Pristin gembira, begitu pula Jerald, saat ia bertanya dengan nada ingin tahu. Jerald merahasiakan lokasi bulan madu mereka demi alasan keamanan.
“Tetapi merahasiakannya dari saya, orang yang terlibat, tampaknya agak berlebihan.”
Jerald merahasiakan lokasi itu bahkan darinya, karena takut jika mengetahuinya terlebih dahulu akan mengurangi rasa terkejutnya. Dia memang suka rahasia. Seperti yang diharapkan, dia menanggapi dengan senyum indah yang sama.
“Itu rahasia, Permaisuri.”
“Seberapa istimewanya tempat yang kau bawa aku kunjungi?”
“Oh, kuharap kau tidak menaruh harapan terlalu tinggi.”
“Kenapa? Bukankah ini tempat yang bagus?”
“Tidak. Aku hanya tidak ingin kamu kecewa jika ekspektasimu terlalu tinggi.”
“Saya tidak akan kecewa.”
Pristin meremas tangan Jerald saat dia duduk di sebelahnya, menatap tajam ke arahnya.
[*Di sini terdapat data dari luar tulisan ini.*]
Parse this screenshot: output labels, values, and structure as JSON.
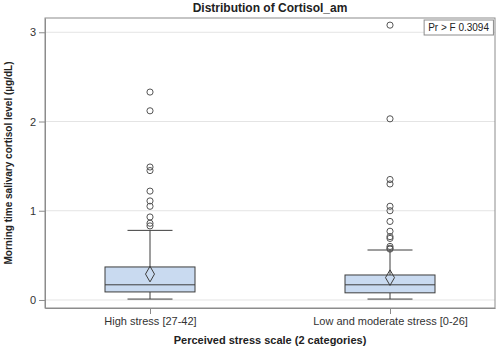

“Saya tidak keberatan dengan halaman belakang istana selama saya pergi bersama Yang Mulia.”
Jerald tampak tersentuh mendengarnya, dan menciumnya tiba-tiba.
Sementara Pristin membuka matanya lebar-lebar karena bingung, Jerald menarik diri dan tersenyum cerah. Masih dengan suara linglung, Pristin bertanya,
“Apa itu tadi…?”
“Hanya karena kamu cantik,”
Jerald menjawab dengan santai, lalu memerintahkan orang-orang keluar, suaranya sangat serius.
“Ayo berangkat.”
Itu akhirnya merupakan awal bulan madu yang terlambat.